Watching Instead of Wishing

The first place I really learned this was at work.

I had a boss who walked into meetings differently than anyone I’d seen before. She didn’t rush. She didn’t over-explain. She didn’t fight for attention.

She waited.
She listened.
She spoke when it mattered.

So I stopped wishing I felt confident like her and started watching what she actually did.

How she sat.
How she paused before responding.
How she let silence work for her.
How she didn’t apologize for taking up space.

Then I tried it.

Not naturally. Not perfectly. Just intentionally.

And something wild happened.

I felt more confident immediately.

Not because I suddenly believed in myself, but because I was acting like someone who did.

That confidence wasn’t mine yet.
I borrowed it.

Borrowing Is Not Pretending

This is where people get it wrong.

Borrowing confidence is not lying about who you are.
It’s not copying someone’s personality.
It’s not becoming someone else.

It’s testing behaviors that already work.

You are allowed to try on traits the same way you try on clothes.
If it fits, keep it.
If it doesn’t, take it off.

This is the same principle behind How To Act Confident When You Don’t Feel It, because confidence grows through repetition, not revelation.

Dating Is the Easiest Place to See This

You’ve probably had this moment.

You’re out somewhere. You see someone you want to talk to. You hesitate. Meanwhile, another guy walks up calmly and starts a conversation.

And your brain goes, how did he do that?

Here’s the truth.

He didn’t invent confidence.
He borrowed it from reps.

Watch how he walks up.
Watch his posture.
Watch his tone.
Watch how little he overthinks it.

Then try it yourself.

Not because you suddenly feel confident, but because you are willing to act like someone who is.
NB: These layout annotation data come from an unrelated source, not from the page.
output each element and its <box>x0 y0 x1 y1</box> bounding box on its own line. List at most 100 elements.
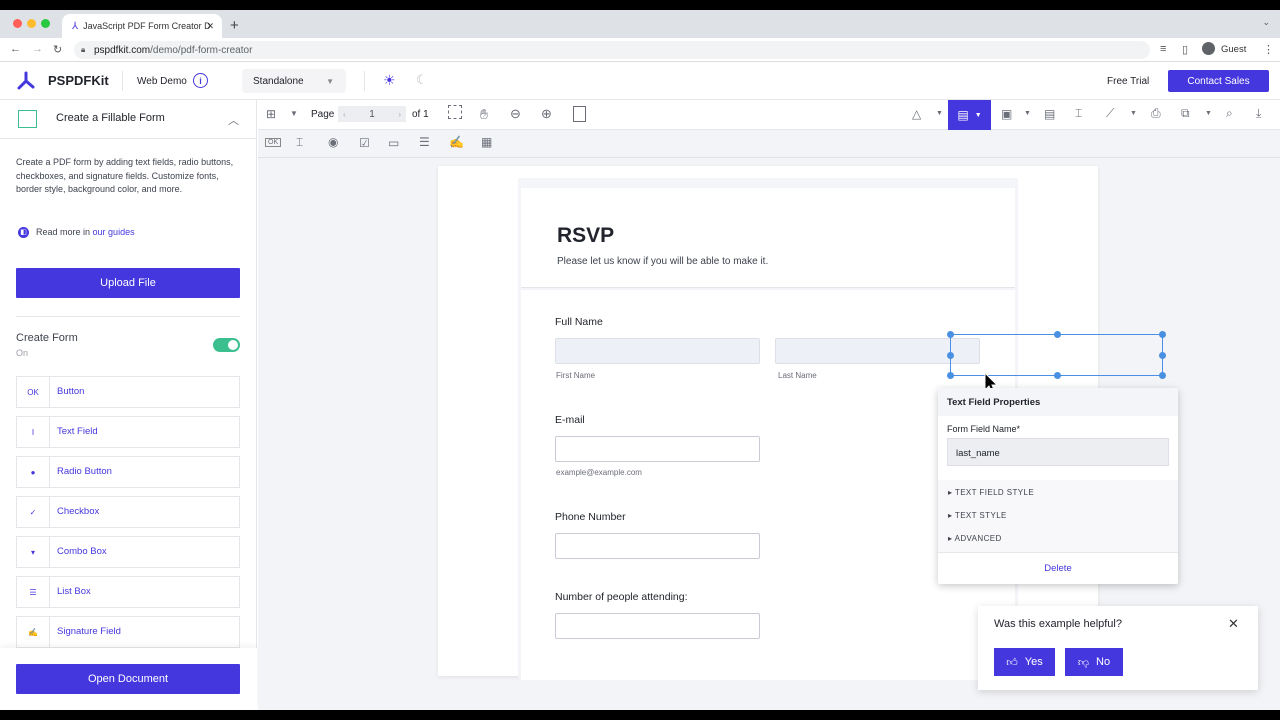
checkbox-tool-icon[interactable]: ☑ <box>359 136 370 150</box>
resize-handle[interactable] <box>947 331 954 338</box>
chevron-down-icon[interactable]: ▼ <box>1130 110 1137 117</box>
signature-tool-icon[interactable]: ✍ <box>449 135 464 149</box>
layout-icon[interactable] <box>573 106 586 122</box>
field-checkbox[interactable]: ✓ Checkbox <box>16 496 240 528</box>
text-style-section[interactable]: ▸ TEXT STYLE <box>948 511 1007 520</box>
close-tab-icon[interactable]: ✕ <box>206 21 214 32</box>
text-field-tool-icon[interactable]: ⌶ <box>296 135 303 150</box>
text-box-icon[interactable]: ⌶ <box>1075 106 1082 121</box>
light-theme-icon[interactable]: ☀ <box>383 72 396 89</box>
field-selection-box[interactable] <box>947 331 1166 379</box>
form-title: RSVP <box>557 224 615 247</box>
pan-hand-icon[interactable]: ✋︎ <box>480 106 488 123</box>
resize-handle[interactable] <box>1054 331 1061 338</box>
browser-menu-icon[interactable]: ⋮ <box>1263 43 1274 56</box>
zoom-out-icon[interactable]: ⊖ <box>510 106 521 122</box>
header-divider <box>364 71 365 91</box>
phone-input[interactable] <box>555 533 760 559</box>
list-box-tool-icon[interactable]: ☰ <box>419 135 430 149</box>
create-form-toggle[interactable] <box>213 338 240 352</box>
image-icon[interactable]: ▣ <box>1001 107 1012 121</box>
mode-selector[interactable]: Standalone ▼ <box>242 69 346 93</box>
maximize-window-dot[interactable] <box>41 19 50 28</box>
chevron-down-icon[interactable]: ▼ <box>290 109 298 118</box>
tab-search-icon[interactable]: ⌄ <box>1262 17 1270 28</box>
document-editor-icon[interactable]: ⧉ <box>1181 106 1190 121</box>
first-name-input[interactable] <box>555 338 760 364</box>
upload-file-button[interactable]: Upload File <box>16 268 240 298</box>
line-tool-icon[interactable]: ⟋ <box>1106 106 1114 121</box>
download-icon[interactable]: ⤓ <box>1256 106 1261 121</box>
free-trial-link[interactable]: Free Trial <box>1107 76 1149 87</box>
combo-box-tool-icon[interactable]: ▭ <box>388 136 399 150</box>
browser-tab[interactable]: ⅄ JavaScript PDF Form Creator D ✕ <box>62 14 222 38</box>
chevron-up-icon[interactable]: ︿ <box>228 112 239 128</box>
reload-icon[interactable]: ↻ <box>53 43 62 56</box>
side-panel-icon[interactable]: ▯ <box>1182 43 1188 56</box>
open-document-button[interactable]: Open Document <box>16 664 240 694</box>
button-tool-icon[interactable]: OK <box>265 138 282 147</box>
next-page-icon[interactable]: › <box>398 110 401 119</box>
lock-icon: 🔒︎ <box>81 45 86 54</box>
search-icon[interactable]: ⌕ <box>1226 106 1233 121</box>
email-label: E-mail <box>555 414 585 426</box>
resize-handle[interactable] <box>1159 352 1166 359</box>
field-signature-field[interactable]: ✍ Signature Field <box>16 616 240 648</box>
delete-field-button[interactable]: Delete <box>938 563 1178 574</box>
field-button[interactable]: OK Button <box>16 376 240 408</box>
yes-label: Yes <box>1024 656 1043 668</box>
resize-handle[interactable] <box>1159 372 1166 379</box>
our-guides-link[interactable]: our guides <box>93 227 135 237</box>
resize-handle[interactable] <box>1159 331 1166 338</box>
no-label: No <box>1096 656 1111 668</box>
pspdfkit-logo-icon[interactable] <box>16 71 36 91</box>
date-tool-icon[interactable]: ▦ <box>481 135 492 149</box>
previous-page-icon[interactable]: ‹ <box>343 110 346 119</box>
field-combo-box[interactable]: ▾ Combo Box <box>16 536 240 568</box>
resize-handle[interactable] <box>947 372 954 379</box>
email-input[interactable] <box>555 436 760 462</box>
contact-sales-button[interactable]: Contact Sales <box>1168 70 1269 92</box>
reading-list-icon[interactable]: ≡ <box>1160 43 1166 55</box>
form-field-name-input[interactable]: last_name <box>947 438 1169 466</box>
brand-name[interactable]: PSPDFKit <box>48 73 109 88</box>
back-icon[interactable]: ← <box>10 43 21 55</box>
note-icon[interactable]: ▤ <box>1044 107 1055 121</box>
forward-icon[interactable]: → <box>32 43 43 55</box>
feedback-no-button[interactable]: 👎︎ No <box>1065 648 1123 676</box>
minimize-window-dot[interactable] <box>27 19 36 28</box>
url-field[interactable]: 🔒︎ pspdfkit.com/demo/pdf-form-creator <box>74 41 1150 59</box>
resize-handle[interactable] <box>947 352 954 359</box>
profile-avatar[interactable] <box>1202 42 1215 55</box>
open-document-bar: Open Document <box>0 648 257 710</box>
thumbs-down-icon: 👎︎ <box>1077 656 1090 669</box>
thumbnails-icon[interactable]: ⊞ <box>266 107 276 121</box>
field-text-field[interactable]: I Text Field <box>16 416 240 448</box>
chevron-down-icon[interactable]: ▼ <box>1024 110 1031 117</box>
dark-theme-icon[interactable]: ☾ <box>416 72 428 88</box>
marquee-select-icon[interactable] <box>448 105 462 119</box>
close-window-dot[interactable] <box>13 19 22 28</box>
sidebar-description: Create a PDF form by adding text fields,… <box>16 157 234 194</box>
chevron-down-icon[interactable]: ▼ <box>936 110 943 117</box>
print-icon[interactable]: ⎙ <box>1151 106 1161 121</box>
close-icon[interactable]: ✕ <box>1228 616 1239 632</box>
chevron-down-icon[interactable]: ▼ <box>1205 110 1212 117</box>
feedback-yes-button[interactable]: 👍︎ Yes <box>994 648 1055 676</box>
info-icon[interactable]: i <box>193 73 208 88</box>
field-list-box[interactable]: ☰ List Box <box>16 576 240 608</box>
radio-tool-icon[interactable]: ◉ <box>328 135 338 149</box>
new-tab-icon[interactable]: + <box>230 17 239 34</box>
attending-input[interactable] <box>555 613 760 639</box>
zoom-in-icon[interactable]: ⊕ <box>541 106 552 122</box>
form-subtitle: Please let us know if you will be able t… <box>557 256 769 267</box>
field-radio-button[interactable]: ● Radio Button <box>16 456 240 488</box>
ink-pen-icon[interactable]: △ <box>912 107 921 121</box>
mode-selector-value: Standalone <box>253 75 304 87</box>
page-number-input[interactable]: ‹ 1 › <box>338 106 406 122</box>
profile-name[interactable]: Guest <box>1221 44 1246 55</box>
advanced-section[interactable]: ▸ ADVANCED <box>948 534 1002 543</box>
text-field-style-section[interactable]: ▸ TEXT FIELD STYLE <box>948 488 1034 497</box>
resize-handle[interactable] <box>1054 372 1061 379</box>
form-creator-tool-button[interactable]: ▤ ▼ <box>948 100 991 130</box>
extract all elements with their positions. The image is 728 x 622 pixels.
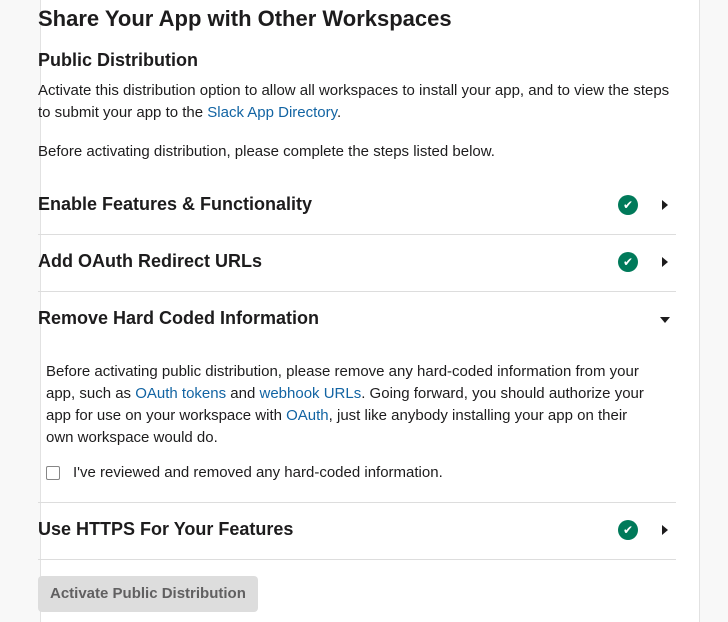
activate-public-distribution-button[interactable]: Activate Public Distribution [38,576,258,612]
steps-note: Before activating distribution, please c… [38,143,495,160]
section-title: Enable Features & Functionality [38,194,313,214]
intro-text-part: Activate this distribution option to all… [38,82,670,121]
hardcoded-reviewed-checkbox-row[interactable]: I've reviewed and removed any hard-coded… [46,464,443,481]
hardcoded-description: Before activating public distribution, p… [46,361,656,449]
section-oauth-redirect[interactable]: Add OAuth Redirect URLs ✔ [38,235,676,292]
text-part: and [226,385,260,402]
section-title[interactable]: Remove Hard Coded Information [38,308,319,329]
section-title: Add OAuth Redirect URLs [38,251,263,271]
caret-right-icon[interactable] [662,525,668,535]
check-circle-icon: ✔ [618,195,638,215]
section-title: Use HTTPS For Your Features [38,519,294,539]
oauth-tokens-link[interactable]: OAuth tokens [135,385,226,402]
slack-app-directory-link[interactable]: Slack App Directory [207,104,337,121]
caret-right-icon[interactable] [662,257,668,267]
check-circle-icon: ✔ [618,520,638,540]
check-circle-icon: ✔ [618,252,638,272]
hardcoded-reviewed-checkbox[interactable] [46,465,60,480]
section-enable-features[interactable]: Enable Features & Functionality ✔ [38,178,676,235]
intro-text: Activate this distribution option to all… [38,80,678,124]
section-subtitle: Public Distribution [38,50,198,70]
section-use-https[interactable]: Use HTTPS For Your Features ✔ [38,503,676,560]
page-title: Share Your App with Other Workspaces [38,6,452,31]
checkbox-label[interactable]: I've reviewed and removed any hard-coded… [73,464,443,481]
intro-text-end: . [337,104,342,121]
caret-right-icon[interactable] [662,200,668,210]
oauth-link[interactable]: OAuth [286,407,329,424]
caret-down-icon[interactable] [660,317,670,323]
webhook-urls-link[interactable]: webhook URLs [260,385,362,402]
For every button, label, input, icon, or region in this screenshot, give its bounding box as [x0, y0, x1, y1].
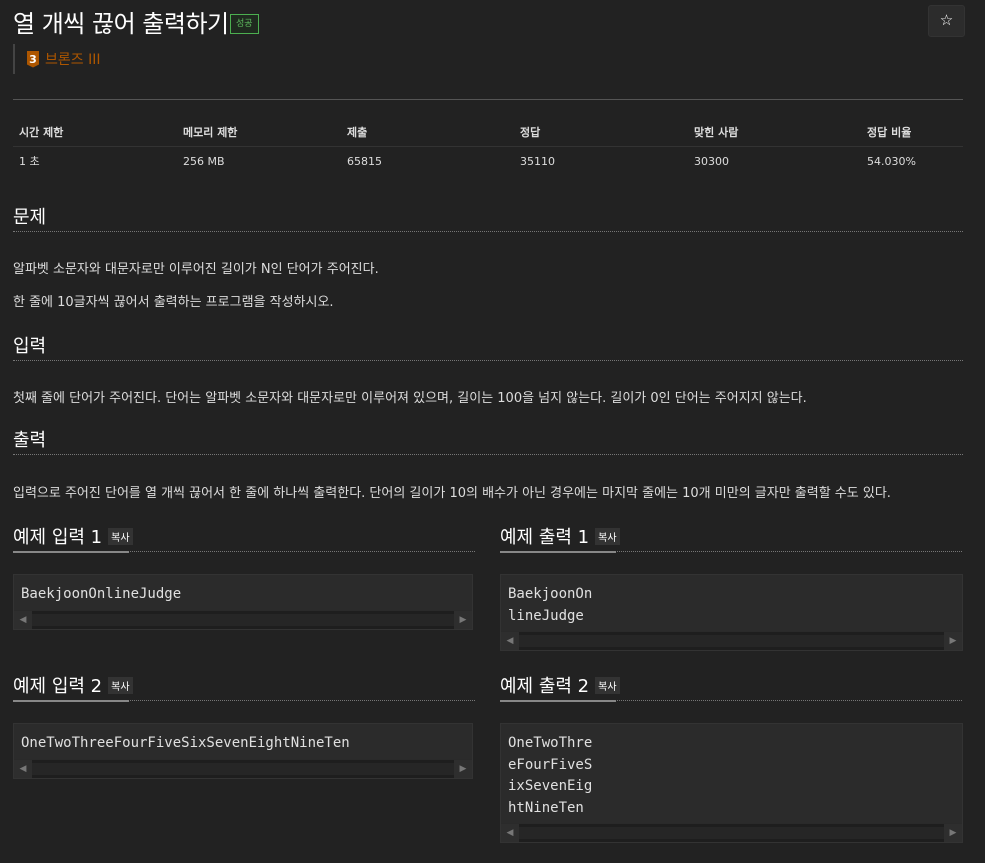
problem-title: 열 개씩 끊어 출력하기: [13, 10, 229, 38]
header-accepted: 정답: [514, 118, 688, 147]
sample-input-1-box: BaekjoonOnlineJudge ◀ ▶: [13, 574, 473, 630]
sample-input-2-text: OneTwoThreeFourFiveSixSevenEightNineTen: [21, 735, 350, 751]
scroll-thumb[interactable]: [519, 635, 944, 647]
header-ratio: 정답 비율: [861, 118, 963, 147]
bronze-tier-icon: 3: [27, 50, 39, 68]
header-time-limit: 시간 제한: [13, 118, 177, 147]
ratio-value: 54.030%: [867, 154, 916, 168]
copy-button[interactable]: 복사: [108, 676, 133, 694]
output-heading: 출력: [13, 430, 47, 451]
horizontal-scrollbar[interactable]: ◀ ▶: [14, 758, 472, 778]
table-row: 1 초 256 MB 65815 35110 30300 54.030%: [13, 147, 963, 176]
section-heading-description: 문제: [13, 203, 963, 232]
scroll-left-icon[interactable]: ◀: [501, 824, 519, 842]
section-heading-output: 출력: [13, 426, 963, 455]
tier-label[interactable]: 브론즈 III: [45, 49, 100, 69]
sample-output-1-title: 예제 출력 1: [500, 527, 590, 548]
scroll-left-icon[interactable]: ◀: [14, 759, 32, 778]
divider: [13, 99, 963, 100]
sample-output-2-heading: 예제 출력 2 복사: [500, 672, 962, 702]
accepted-value: 35110: [520, 154, 555, 168]
tier-label-group[interactable]: 3 브론즈 III: [13, 44, 100, 74]
input-heading: 입력: [13, 336, 47, 357]
sample-input-2-title: 예제 입력 2: [13, 676, 103, 697]
memory-limit-value: 256 MB: [183, 154, 225, 168]
description-heading: 문제: [13, 207, 47, 228]
scroll-right-icon[interactable]: ▶: [454, 610, 472, 629]
header-submissions: 제출: [341, 118, 514, 147]
description-line-1: 알파벳 소문자와 대문자로만 이루어진 길이가 N인 단어가 주어진다.: [13, 262, 379, 277]
heading-underline: [13, 551, 129, 553]
scroll-thumb[interactable]: [32, 613, 454, 626]
scroll-right-icon[interactable]: ▶: [944, 632, 962, 650]
time-limit-value: 1 초: [19, 155, 40, 168]
sample-input-2-heading: 예제 입력 2 복사: [13, 672, 475, 702]
header-solved-users: 맞힌 사람: [688, 118, 861, 147]
star-icon: ☆: [939, 11, 954, 29]
sample-input-2-box: OneTwoThreeFourFiveSixSevenEightNineTen …: [13, 723, 473, 779]
copy-button[interactable]: 복사: [595, 676, 620, 694]
sample-output-1-text: BaekjoonOn lineJudge: [508, 586, 593, 624]
heading-underline: [500, 700, 616, 702]
scroll-left-icon[interactable]: ◀: [501, 632, 519, 650]
section-heading-input: 입력: [13, 332, 963, 361]
star-button[interactable]: ☆: [928, 5, 965, 37]
sample-output-2-title: 예제 출력 2: [500, 676, 590, 697]
problem-info-table: 시간 제한 메모리 제한 제출 정답 맞힌 사람 정답 비율 1 초 256 M…: [13, 118, 963, 175]
submissions-value[interactable]: 65815: [341, 147, 514, 176]
sample-output-2-text: OneTwoThre eFourFiveS ixSevenEig htNineT…: [508, 735, 593, 816]
scroll-left-icon[interactable]: ◀: [14, 610, 32, 629]
sample-input-1-heading: 예제 입력 1 복사: [13, 523, 475, 553]
scroll-thumb[interactable]: [32, 762, 454, 775]
sample-input-1-text: BaekjoonOnlineJudge: [21, 586, 182, 602]
scroll-right-icon[interactable]: ▶: [944, 824, 962, 842]
input-description: 첫째 줄에 단어가 주어진다. 단어는 알파벳 소문자와 대문자로만 이루어져 …: [13, 391, 807, 406]
result-badge: 성공: [230, 14, 259, 34]
heading-underline: [13, 700, 129, 702]
scroll-right-icon[interactable]: ▶: [454, 759, 472, 778]
header-memory-limit: 메모리 제한: [177, 118, 341, 147]
solved-users-value[interactable]: 30300: [688, 147, 861, 176]
sample-input-1-title: 예제 입력 1: [13, 527, 103, 548]
scroll-thumb[interactable]: [519, 827, 944, 839]
output-description: 입력으로 주어진 단어를 열 개씩 끊어서 한 줄에 하나씩 출력한다. 단어의…: [13, 486, 891, 501]
copy-button[interactable]: 복사: [108, 527, 133, 545]
description-line-2: 한 줄에 10글자씩 끊어서 출력하는 프로그램을 작성하시오.: [13, 295, 334, 310]
sample-output-1-heading: 예제 출력 1 복사: [500, 523, 962, 553]
horizontal-scrollbar[interactable]: ◀ ▶: [14, 609, 472, 629]
sample-output-2-box: OneTwoThre eFourFiveS ixSevenEig htNineT…: [500, 723, 963, 843]
copy-button[interactable]: 복사: [595, 527, 620, 545]
horizontal-scrollbar[interactable]: ◀ ▶: [501, 631, 962, 650]
horizontal-scrollbar[interactable]: ◀ ▶: [501, 823, 962, 842]
heading-underline: [500, 551, 616, 553]
sample-output-1-box: BaekjoonOn lineJudge ◀ ▶: [500, 574, 963, 651]
table-header-row: 시간 제한 메모리 제한 제출 정답 맞힌 사람 정답 비율: [13, 118, 963, 147]
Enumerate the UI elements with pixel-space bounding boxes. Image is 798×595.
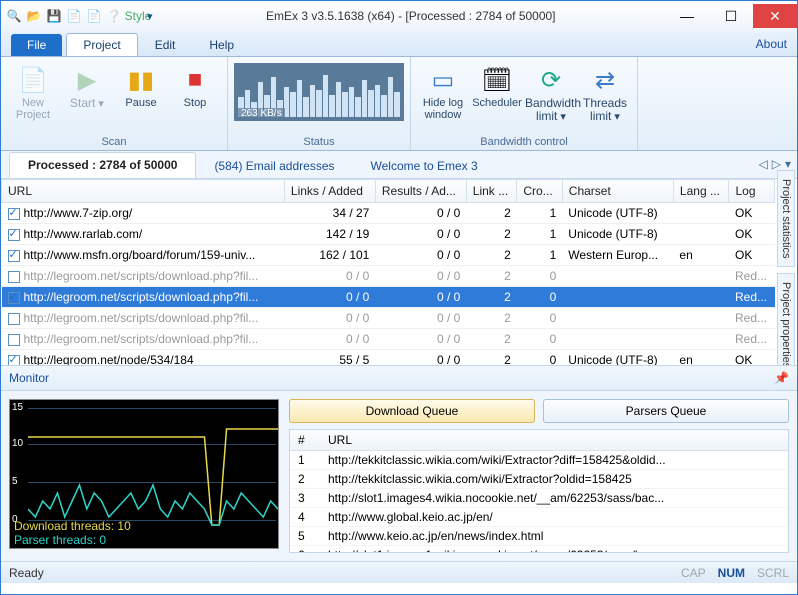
tab-processed[interactable]: Processed : 2784 of 50000 [9,152,196,178]
scrl-indicator: SCRL [757,566,789,580]
row-checkbox[interactable] [8,229,20,241]
row-checkbox[interactable] [8,313,20,325]
row-checkbox[interactable] [8,271,20,283]
tab-prev-icon[interactable]: ◁ [759,157,768,171]
table-row[interactable]: http://www.rarlab.com/ 142 / 190 / 021 U… [2,224,775,245]
help-tab[interactable]: Help [192,33,251,56]
qcol-num[interactable]: # [290,430,320,451]
list-item[interactable]: 5http://www.keio.ac.jp/en/news/index.htm… [290,527,788,546]
status-ready: Ready [9,566,44,580]
edit-tab[interactable]: Edit [138,33,193,56]
col-cro[interactable]: Cro... [517,180,562,203]
row-checkbox[interactable] [8,355,20,365]
start-button[interactable]: ▶Start ▾ [61,59,113,110]
list-item[interactable]: 1http://tekkitclassic.wikia.com/wiki/Ext… [290,451,788,470]
threads-icon: ⇄ [579,63,631,97]
tab-menu-icon[interactable]: ▾ [785,157,791,171]
list-item[interactable]: 6http://slot1.images1.wikia.nocookie.net… [290,546,788,554]
scheduler-icon: 🗓 [471,63,523,97]
chart-legend: Download threads: 10 Parser threads: 0 [14,519,131,547]
scan-group-label: Scan [7,134,221,150]
hide-log-icon: ▭ [417,63,469,97]
titlebar: 🔍 📂 💾 📄 📄 ❔ Style ▾ EmEx 3 v3.5.1638 (x6… [1,1,797,31]
url-grid-wrap: URL Links / Added Results / Ad... Link .… [1,179,775,365]
tab-next-icon[interactable]: ▷ [772,157,781,171]
num-indicator: NUM [718,566,745,580]
side-tab-statistics[interactable]: Project statistics [777,170,795,267]
col-log[interactable]: Log [729,180,775,203]
new-project-button[interactable]: 📄New Project [7,59,59,121]
table-row[interactable]: http://legroom.net/scripts/download.php?… [2,308,775,329]
pause-button[interactable]: ▮▮Pause [115,59,167,109]
row-checkbox[interactable] [8,250,20,262]
save-icon[interactable]: 💾 [45,7,63,25]
parsers-queue-button[interactable]: Parsers Queue [543,399,789,423]
scheduler-button[interactable]: 🗓Scheduler [471,59,523,109]
tab-welcome[interactable]: Welcome to Emex 3 [353,154,496,178]
doc1-icon[interactable]: 📄 [65,7,83,25]
maximize-button[interactable]: ☐ [709,4,753,28]
table-row[interactable]: http://legroom.net/scripts/download.php?… [2,287,775,308]
col-charset[interactable]: Charset [562,180,673,203]
ribbon: 📄New Project ▶Start ▾ ▮▮Pause ■Stop Scan… [1,57,797,151]
app-icon: 🔍 [5,7,23,25]
monitor-title: Monitor [9,371,49,385]
project-tab[interactable]: Project [66,33,137,56]
table-row[interactable]: http://legroom.net/scripts/download.php?… [2,329,775,350]
statusbar: Ready CAP NUM SCRL [1,561,797,583]
bandwidth-icon: ⟳ [525,63,577,97]
threads-limit-button[interactable]: ⇄Threads limit ▾ [579,59,631,123]
threads-chart: 15 10 5 0 Download threads: 10 Parser th… [9,399,279,549]
col-lang[interactable]: Lang ... [673,180,729,203]
qcol-url[interactable]: URL [320,430,788,451]
status-group-label: Status [234,134,404,150]
open-icon[interactable]: 📂 [25,7,43,25]
stop-button[interactable]: ■Stop [169,59,221,109]
queue-table[interactable]: # URL 1http://tekkitclassic.wikia.com/wi… [289,429,789,553]
ribbon-tabs: File Project Edit Help About [1,31,797,57]
window-title: EmEx 3 v3.5.1638 (x64) - [Processed : 27… [157,9,665,23]
table-row[interactable]: http://legroom.net/node/534/184 55 / 50 … [2,350,775,366]
new-project-icon: 📄 [7,63,59,97]
bandwidth-limit-button[interactable]: ⟳Bandwidth limit ▾ [525,59,577,123]
monitor-body: 15 10 5 0 Download threads: 10 Parser th… [1,391,797,561]
row-checkbox[interactable] [8,292,20,304]
close-button[interactable]: ✕ [753,4,797,28]
list-item[interactable]: 4http://www.global.keio.ac.jp/en/ [290,508,788,527]
file-tab[interactable]: File [11,34,62,56]
tab-emails[interactable]: (584) Email addresses [196,154,352,178]
quick-access-toolbar: 🔍 📂 💾 📄 📄 ❔ Style ▾ [5,7,157,25]
hide-log-button[interactable]: ▭Hide log window [417,59,469,121]
content-tabs: Processed : 2784 of 50000 (584) Email ad… [1,151,797,179]
row-checkbox[interactable] [8,208,20,220]
bandwidth-group-label: Bandwidth control [417,134,631,150]
help-icon[interactable]: ❔ [105,7,123,25]
doc2-icon[interactable]: 📄 [85,7,103,25]
pause-icon: ▮▮ [115,63,167,97]
col-link[interactable]: Link ... [466,180,517,203]
table-row[interactable]: http://www.7-zip.org/ 34 / 270 / 021 Uni… [2,203,775,224]
table-row[interactable]: http://www.msfn.org/board/forum/159-univ… [2,245,775,266]
style-dropdown[interactable]: Style ▾ [125,7,157,25]
cap-indicator: CAP [681,566,706,580]
pin-icon[interactable]: 📌 [774,371,789,385]
row-checkbox[interactable] [8,334,20,346]
minimize-button[interactable]: — [665,4,709,28]
col-links[interactable]: Links / Added [284,180,375,203]
side-tab-properties[interactable]: Project properties [777,273,795,377]
col-url[interactable]: URL [2,180,285,203]
url-grid[interactable]: URL Links / Added Results / Ad... Link .… [1,179,775,365]
download-queue-button[interactable]: Download Queue [289,399,535,423]
stop-icon: ■ [169,63,221,97]
list-item[interactable]: 3http://slot1.images4.wikia.nocookie.net… [290,489,788,508]
table-row[interactable]: http://legroom.net/scripts/download.php?… [2,266,775,287]
list-item[interactable]: 2http://tekkitclassic.wikia.com/wiki/Ext… [290,470,788,489]
monitor-header: Monitor 📌 [1,365,797,391]
about-link[interactable]: About [756,37,787,51]
play-icon: ▶ [61,63,113,97]
status-chart: 263 KB/s [234,63,404,121]
col-results[interactable]: Results / Ad... [375,180,466,203]
side-panels: Project statistics Project properties [777,170,797,384]
transfer-rate: 263 KB/s [238,108,285,119]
Five minutes later, you feel different.

That’s borrowed confidence turning into momentum.

If dating nerves are where this shows up most for you, High Expectations, Loosely Held connects directly to this mindset shift.

How Borrowed Confidence Becomes Yours

The same thing happened with content, with this podcast, with posting publicly.

I didn’t start confident.
I watched people who were consistent.
I borrowed their structure.
I borrowed their mindset around showing up before feeling ready.

At first, it felt borrowed.

Now, it’s just how I operate.

That’s the pattern.

Borrow.
Practice.
Repeat.
Own.

Research shared by Harvard Business Review supports this exact idea. Confidence is often the byproduct of repeated behavior, not inner certainty. You build belief by surviving the action.

Even Big Moments Work This Way

Before one of my first major interview opportunities, I was nervous enough to talk myself out of it.

So instead of spiraling, I focused on how people I respected handled pressure. Not the words they used, but their energy. Their pace. Their presence.

I borrowed that.

I walked in differently.
I spoke differently.
I showed up differently.

Halfway through, I realized something.

This confidence feels familiar now.

That’s the moment borrowed confidence becomes real confidence.

How To Use This Today

Pick one person you admire.

Just one.

Ask yourself:

How do they carry themselves?
How do they speak?
How do they handle pressure?
How do they move through discomfort?

Then borrow one behavior.

Not ten.
One.

Try it today.

Confidence is not built by waiting until you feel ready.
It’s built by acting like the version of yourself you’re becoming.

If you need a starting point, How to Build Confidence from Scratch breaks this process down step by step.

The Truth No One Says Out Loud

You don’t need to find confidence.

You need to practice it borrowed until it sticks.

And one day, without realizing it, you’ll stop borrowing.

You’ll just be confident.

And someone else will be watching you, wondering how you got there.

FAQ: Borrowed Confidence

What is borrowed confidence?
Borrowed confidence is practicing the behaviors of someone confident until they become natural to you.

Is borrowed confidence fake?
No. You’re learning a skill, not pretending to be someone else.

Who should I borrow confidence from?
One person you genuinely respect. Watch how they carry themselves, not what they say.

How long does it take to feel real?
Faster than you think. Repetition turns borrowed behavior into real confidence.

What if it feels uncomfortable?
That’s normal. Discomfort means you’re building confidence, not failing.